When I held Peter those first days, I talked to him softly, "Hello Peter. It's GrandNan, and I love you very much." With Maren's birth I was given the opportunity to create my GrandNan identity, to become GrandNan, but with Peter I am already GrandNan, a role I love.

A major part of that role while Peter was still in the hospital was to be with and take care of Maren, and I will treasure that time forever. She was great. She relished her new title of Big Sister. She shared the spotlight. She gave her heart to him. She adapted to the hospital environment easily and all the coming and going. She rarely fussed about anything, and she was my buddy. Such a good companion in all those trips between home and hospital. The last time we drove back home she sang Christmas carols in her sweet voice—knowing the majority of the words—not always easy ones either, as in "Hark the Herald Angels Sing." One time I had the car radio on, but quickly turned it off when I heard a terrible story about the beating death of a four year old. She had heard it, too. She is so completely loved—how could she possibly imagine a child not loved as she is?

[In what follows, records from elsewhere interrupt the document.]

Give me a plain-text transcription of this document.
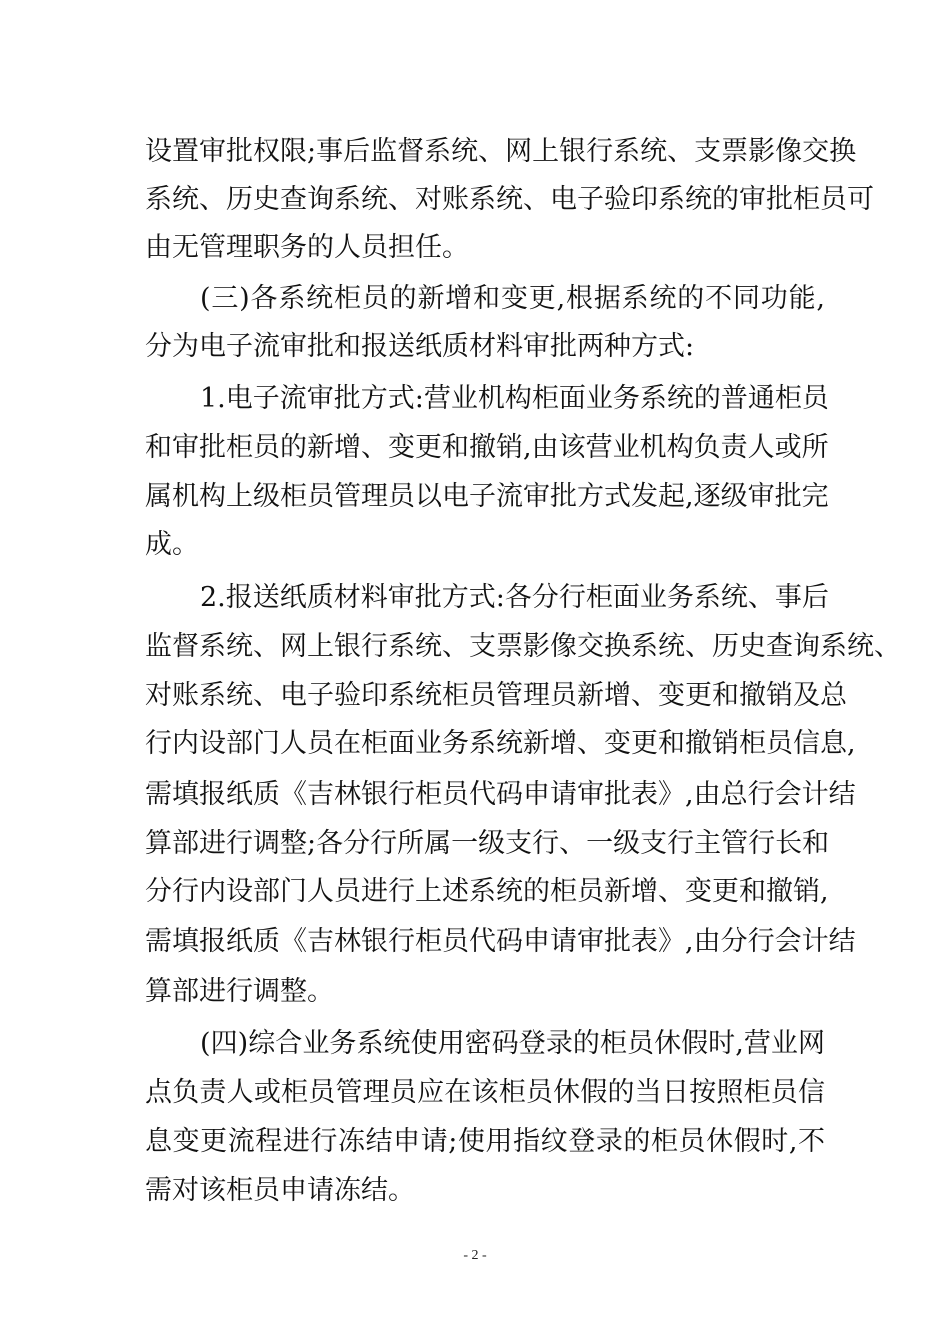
设置审批权限;事后监督系统、网上银行系统、支票影像交换
系统、历史查询系统、对账系统、电子验印系统的审批柜员可
由无管理职务的人员担任。
(三)各系统柜员的新增和变更,根据系统的不同功能,
分为电子流审批和报送纸质材料审批两种方式:
1.电子流审批方式:营业机构柜面业务系统的普通柜员
和审批柜员的新增、变更和撤销,由该营业机构负责人或所
属机构上级柜员管理员以电子流审批方式发起,逐级审批完
成。
2.报送纸质材料审批方式:各分行柜面业务系统、事后
监督系统、网上银行系统、支票影像交换系统、历史查询系统、
对账系统、电子验印系统柜员管理员新增、变更和撤销及总
行内设部门人员在柜面业务系统新增、变更和撤销柜员信息,
需填报纸质《吉林银行柜员代码申请审批表》,由总行会计结
算部进行调整;各分行所属一级支行、一级支行主管行长和
分行内设部门人员进行上述系统的柜员新增、变更和撤销,
需填报纸质《吉林银行柜员代码申请审批表》,由分行会计结
算部进行调整。
(四)综合业务系统使用密码登录的柜员休假时,营业网
点负责人或柜员管理员应在该柜员休假的当日按照柜员信
息变更流程进行冻结申请;使用指纹登录的柜员休假时,不
需对该柜员申请冻结。
- 2 -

The morning Kate, Mike, and Peter came home from the hospital, Maren made a "Welcome Home" sign and Valentines for them all. She even helped me clean. Then when Mom and Dad and new baby snuggled in the car seat, came in the back door, they became a family of four. It was time for me to ease out the door. Not easy, but necessary. Besides they were more than capable of handling whatever came up. All was as it should be.

New birth, new life, ongoing life. Love.

The house is still quiet, and I miss our dear ones, but I feel better. Much better.